Why have we not explored geothermal energy sources more , we have a massive reactor about 3 miles down, that would provide plenty of safe, natural energy? Also what about using the power from lighting bolts from passing storms which are abundent on our planet?
Bush should be lynched in a peach tree as a traitor for stalling ethanol. If he spoke from his heart "America is addicted to oil", would he let an addict wait 20 years to remove the drug? Mandate all cars ethanol/gas now. License technology to foreign manufacturers. His Dad was a mole in the government who would rather sell drugs and guns to our enemies. They both think they're cosmopolitan diplomats. They look like cosmopolitan whores instead of honest Americans.
Jason, although I'm involved in some 'light' reading regarding photons and waves, I just caught this article on Geothermal energy:

http://www.msnbc.msn.com/id/16755646/

and YES, they are finally getting back to looking at it and think it can provide 10% of the nations energy by 2050.  Ultimately (I heard on the science channel), EXTREMELY deep geothermal (using state-of-the-art oil drilling tech) could produce something like 100,000 times earth's 'current' demands!  
The problem in common with all the solutions proffered by the writers so far is that they each require more time to develop - and spread to the "consumer" - than we actually have.  A "new" product offered by advertisers (is there any other provider?) is never new but always based upon an older, well-accepted product.  Our various writers are extrapolating new solutions out of thin air for the most part.  Only the  (horror of horrors) governments can solve the problem of global warming.  Besides, global warming is real and imminent, and it is an exponential threat, not linear.  We haven't much time left, not 2050, not 3000, not this August, as Einstein remarked about nuclear war, but soon.
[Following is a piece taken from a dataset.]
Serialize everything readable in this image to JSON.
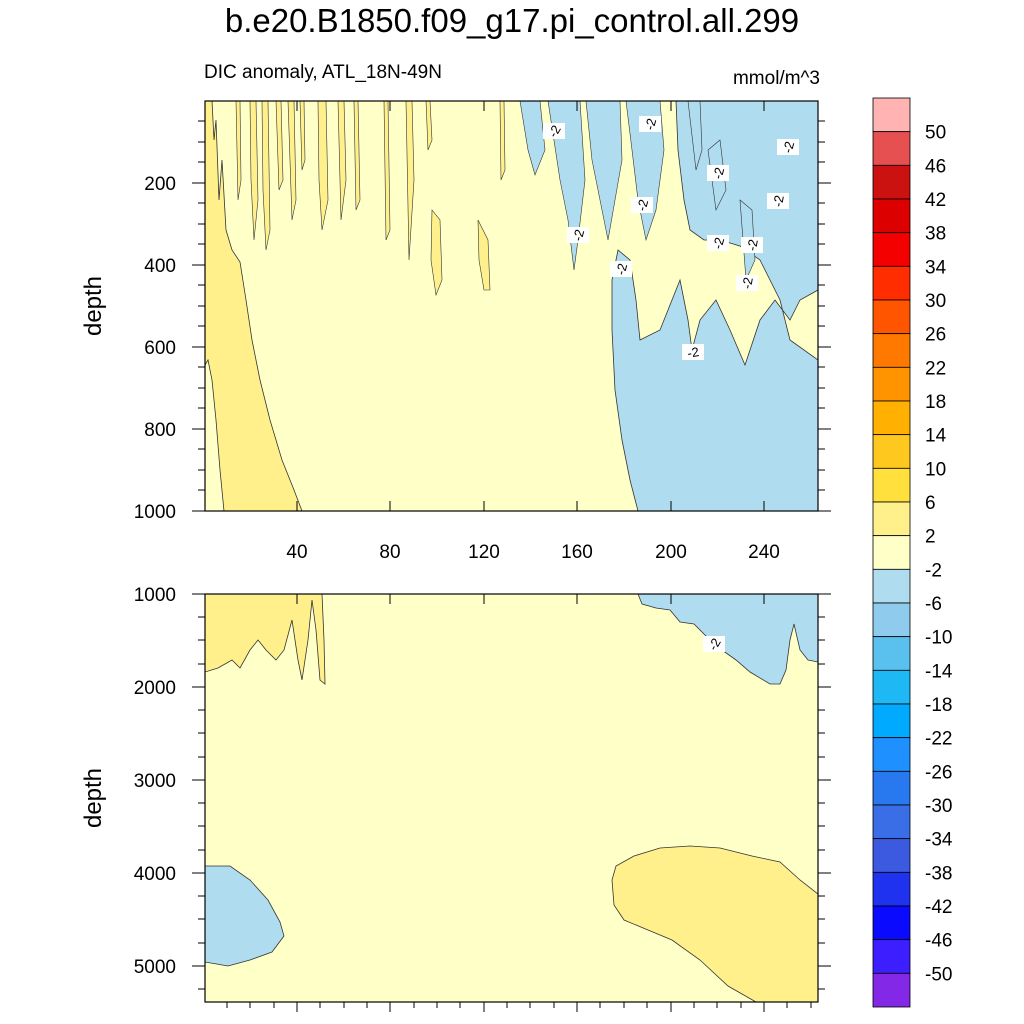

The best thing we could do is find a way to split water cheaply, use the Hydrogen and release the Oxygen into the atmosphere to balance the Carbon Dioxide.  It would take decades to begin to make a difference, perhaps a century, but it took a couple of centuries to reach the imbalance we are experiencing now.
Fusion energy prize legislation was drafted 15 years ago and submitted to Congress by one of the founders of the US Tokamak program, Robert W. Bussard.  There is good reason to believe this legislative proposal was a precursor to resurgence of interest in technology prize awards later in the 1990s:

http://www.geocities.com.nyud.net:8080/
jim_bowery/BussardsLetter.html


PS: More recently, Dr. Bussard gave a talk at Google HQ about his currently favorite fusion technology and it has caused some commotion:

http://hardware.slashdot.org/
article.pl?sid=06/11/18/0616205

Alan  --  MIT has built a superconductor using nanotube technology, combining condenser and battery into a single unit.  It can use its charge slowly to power anything, including a vehicle, and can be re-charged when its power is almost gone at a 'service station' and the re-charge it as fast or faster than a 'fill-up' of gasoline.

Service stations will be able to handle more cars more quickly, more cleanly, more quietly than internal combustion engines whether or not those machines are running on partial ethanol and gasoline or some other fuel.  I rejoice. We may have time left to save ourselves and everybody else except the big oil companies.  Will they let us?